Monday, August 25, 2008

Of Shakespeare, birds and melting icebergs

Beautiful Mind column for Highlands News:

Leonie Joubert, in her Scorched, a book about SA's changing climate, writes that another world exists somewhere beyond the global politicking of super-powers and petrostates.

 

"This is the place where a solitary bee continues to pollinate the pale, demure flower of an orchid near Darling, or where the limey coral skeleton hosts its colourful algae on a Sodwana reef."

 

These plants and animals – many of them unique to the region – continue to do what their ancestors have done for millions of years, she writes. Yet the world is shifting its shape around them....

 

My desk is at a window. Nothing much distracts me while I'm at it. That's why I choose to live here. It's also why I long for home when away, especially in the city.

 

My 'distractions', at most, count among the following: the cobalt blue of the sky in winter, pregnant elephant-gray storm clouds in summer and every month a surreal big-fat-Dutch-cheese of a full moon that gasps my breath away. 

 

There's also the wind in the trees; are they bare or not, perhaps in bud or in fact are the leaves falling?

 

It's also mostly silent.

 

This very second - exactly in front of me, two metres away at most - a single sunset-orange Barberton daisy has me transfixed.

 

There's also two medium-sized crows crying, circling the air. I don't know crows from here, were there any last year?  

 

I'm reading Peter Ackroyd's Shakespeare: The Biography and savouring every sentence.

 

Ackroyd, also born to write, maintains that no poet besides Chaucer has celebrated with such sweetness the enchantment of birds, whether it be the lark ascending or the little grebe diving, the plucky wren or the serene swan.

 

"He mentions some sixty species in total.
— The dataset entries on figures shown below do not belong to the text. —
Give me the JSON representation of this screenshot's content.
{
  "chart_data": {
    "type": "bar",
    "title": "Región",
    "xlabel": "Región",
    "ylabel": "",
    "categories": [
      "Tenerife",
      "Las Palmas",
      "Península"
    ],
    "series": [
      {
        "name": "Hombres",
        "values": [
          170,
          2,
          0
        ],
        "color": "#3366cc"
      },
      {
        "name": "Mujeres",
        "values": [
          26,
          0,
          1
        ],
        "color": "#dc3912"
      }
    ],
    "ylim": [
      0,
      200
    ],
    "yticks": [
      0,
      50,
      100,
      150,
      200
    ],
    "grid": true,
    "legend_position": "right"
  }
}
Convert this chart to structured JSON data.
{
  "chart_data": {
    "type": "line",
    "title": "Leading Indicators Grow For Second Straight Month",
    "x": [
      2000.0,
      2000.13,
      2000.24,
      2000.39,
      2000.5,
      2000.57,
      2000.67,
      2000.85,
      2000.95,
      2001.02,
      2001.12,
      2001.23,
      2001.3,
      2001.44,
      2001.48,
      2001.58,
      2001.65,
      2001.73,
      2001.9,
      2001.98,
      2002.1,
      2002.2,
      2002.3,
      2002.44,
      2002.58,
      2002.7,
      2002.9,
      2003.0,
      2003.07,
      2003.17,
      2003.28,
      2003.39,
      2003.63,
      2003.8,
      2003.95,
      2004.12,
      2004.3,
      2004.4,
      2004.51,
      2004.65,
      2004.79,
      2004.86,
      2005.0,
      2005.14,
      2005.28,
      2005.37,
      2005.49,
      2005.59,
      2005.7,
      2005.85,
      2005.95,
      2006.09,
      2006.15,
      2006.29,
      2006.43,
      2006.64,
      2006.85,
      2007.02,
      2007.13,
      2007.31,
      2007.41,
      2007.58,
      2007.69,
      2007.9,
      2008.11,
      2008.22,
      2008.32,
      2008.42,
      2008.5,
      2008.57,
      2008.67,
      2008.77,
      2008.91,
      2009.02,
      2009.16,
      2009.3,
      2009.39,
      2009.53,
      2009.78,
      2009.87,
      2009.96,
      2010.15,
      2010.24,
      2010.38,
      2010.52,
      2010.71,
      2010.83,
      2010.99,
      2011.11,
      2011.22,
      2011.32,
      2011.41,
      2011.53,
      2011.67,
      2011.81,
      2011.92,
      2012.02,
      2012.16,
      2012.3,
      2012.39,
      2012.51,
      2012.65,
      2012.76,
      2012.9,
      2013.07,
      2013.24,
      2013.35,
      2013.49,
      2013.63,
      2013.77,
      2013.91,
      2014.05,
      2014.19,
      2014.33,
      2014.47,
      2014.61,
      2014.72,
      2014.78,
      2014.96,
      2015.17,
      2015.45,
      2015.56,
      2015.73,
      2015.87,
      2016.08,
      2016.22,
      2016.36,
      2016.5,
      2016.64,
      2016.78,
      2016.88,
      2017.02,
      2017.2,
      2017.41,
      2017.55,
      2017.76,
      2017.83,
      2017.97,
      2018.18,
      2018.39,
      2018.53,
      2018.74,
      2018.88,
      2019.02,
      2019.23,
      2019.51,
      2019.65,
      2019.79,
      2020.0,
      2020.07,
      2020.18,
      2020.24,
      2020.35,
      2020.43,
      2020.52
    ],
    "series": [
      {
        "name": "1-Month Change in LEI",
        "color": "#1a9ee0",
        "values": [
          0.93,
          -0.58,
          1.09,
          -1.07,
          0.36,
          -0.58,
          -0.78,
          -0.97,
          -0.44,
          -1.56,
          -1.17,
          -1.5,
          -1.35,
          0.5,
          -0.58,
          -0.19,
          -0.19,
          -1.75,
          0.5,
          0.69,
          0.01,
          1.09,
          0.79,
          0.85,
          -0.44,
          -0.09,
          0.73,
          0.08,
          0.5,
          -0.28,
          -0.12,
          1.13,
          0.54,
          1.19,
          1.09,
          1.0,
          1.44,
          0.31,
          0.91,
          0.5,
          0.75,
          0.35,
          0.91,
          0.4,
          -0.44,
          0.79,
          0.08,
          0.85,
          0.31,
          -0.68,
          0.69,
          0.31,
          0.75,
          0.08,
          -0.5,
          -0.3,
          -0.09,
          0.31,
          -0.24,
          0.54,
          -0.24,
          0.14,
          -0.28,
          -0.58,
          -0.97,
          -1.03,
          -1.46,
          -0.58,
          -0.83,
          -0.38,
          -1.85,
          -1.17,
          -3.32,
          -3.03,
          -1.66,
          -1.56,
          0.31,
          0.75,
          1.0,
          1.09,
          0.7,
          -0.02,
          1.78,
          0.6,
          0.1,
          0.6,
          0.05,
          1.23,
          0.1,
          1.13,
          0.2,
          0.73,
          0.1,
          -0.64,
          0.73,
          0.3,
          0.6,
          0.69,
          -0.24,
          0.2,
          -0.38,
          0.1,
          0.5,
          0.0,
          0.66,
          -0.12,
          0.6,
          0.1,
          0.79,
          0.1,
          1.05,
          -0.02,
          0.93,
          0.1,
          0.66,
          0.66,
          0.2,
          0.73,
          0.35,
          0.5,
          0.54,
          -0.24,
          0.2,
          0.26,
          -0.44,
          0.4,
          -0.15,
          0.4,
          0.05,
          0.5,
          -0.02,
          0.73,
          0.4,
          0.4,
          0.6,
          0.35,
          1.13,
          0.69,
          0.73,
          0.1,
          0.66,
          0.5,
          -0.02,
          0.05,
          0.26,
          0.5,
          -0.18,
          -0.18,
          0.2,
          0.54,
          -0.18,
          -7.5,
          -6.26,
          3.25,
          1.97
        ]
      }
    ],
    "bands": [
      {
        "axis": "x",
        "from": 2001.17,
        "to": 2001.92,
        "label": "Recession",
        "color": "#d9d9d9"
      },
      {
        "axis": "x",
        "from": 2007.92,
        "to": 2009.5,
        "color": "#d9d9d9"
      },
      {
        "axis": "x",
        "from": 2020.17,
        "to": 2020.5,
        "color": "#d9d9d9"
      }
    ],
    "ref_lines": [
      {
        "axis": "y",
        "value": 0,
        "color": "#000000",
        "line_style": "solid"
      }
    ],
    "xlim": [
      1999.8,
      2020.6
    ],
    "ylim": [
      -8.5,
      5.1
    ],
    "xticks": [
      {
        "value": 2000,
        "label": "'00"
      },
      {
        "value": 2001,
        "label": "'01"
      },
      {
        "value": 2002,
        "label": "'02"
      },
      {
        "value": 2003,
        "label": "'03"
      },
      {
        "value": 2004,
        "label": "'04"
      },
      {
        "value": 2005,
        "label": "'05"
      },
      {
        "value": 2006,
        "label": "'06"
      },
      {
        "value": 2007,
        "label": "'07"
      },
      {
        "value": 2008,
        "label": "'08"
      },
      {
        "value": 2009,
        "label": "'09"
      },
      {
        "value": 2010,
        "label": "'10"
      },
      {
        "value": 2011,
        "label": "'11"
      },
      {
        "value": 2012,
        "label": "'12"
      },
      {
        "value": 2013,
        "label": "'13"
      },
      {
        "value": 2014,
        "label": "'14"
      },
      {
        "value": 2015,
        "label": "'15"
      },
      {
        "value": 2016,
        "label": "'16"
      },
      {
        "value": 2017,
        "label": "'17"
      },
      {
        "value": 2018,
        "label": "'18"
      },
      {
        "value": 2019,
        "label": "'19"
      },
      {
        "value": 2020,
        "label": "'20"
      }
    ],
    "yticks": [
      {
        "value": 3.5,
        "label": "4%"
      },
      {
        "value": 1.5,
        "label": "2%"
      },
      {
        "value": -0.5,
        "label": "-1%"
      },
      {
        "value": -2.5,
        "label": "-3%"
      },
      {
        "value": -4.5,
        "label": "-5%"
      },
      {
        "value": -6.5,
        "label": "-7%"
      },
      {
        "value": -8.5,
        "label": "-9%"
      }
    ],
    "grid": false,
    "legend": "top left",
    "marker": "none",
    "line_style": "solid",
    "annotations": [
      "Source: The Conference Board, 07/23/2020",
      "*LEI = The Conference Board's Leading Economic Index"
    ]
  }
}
He knows, for example, that the martlet builds its nest on exposed walls. Of the singing birds he notices the thrush and the ousel or blackbird. More ominous are the owl and raven, the crow and the maggot-pie."

 

Ackroyd writes that ol' Will "knows them all, and has observed their course across the sky. The spectacle of birds in flight entrances him".

 

He also writes that Shakespeare cannot bear the thought of their being trapped, or caught, or snared. He loves free energy and movement, as if they were in some instinctive sympathy with his own nature.

 

To lift my eyes, then my head, from the laptop screen is to notice far above in the troposphere clouds that warn of a cold front coming. It's probably of the last batch because Spring is here.

 

The abnormally mild winter is worrisome, also that the August winds have not yet come. Like many others, these days my thoughts automatically veer to climate change.

 

I know it's far away, and try as I might to stop my ears, even as I sit here I can hear the slow drop-by-slow-drop of a melting iceberg in Antarctica. It really is one mere slow drop at a time....

 

Irrelevant ol' Shakespeare? Hell no!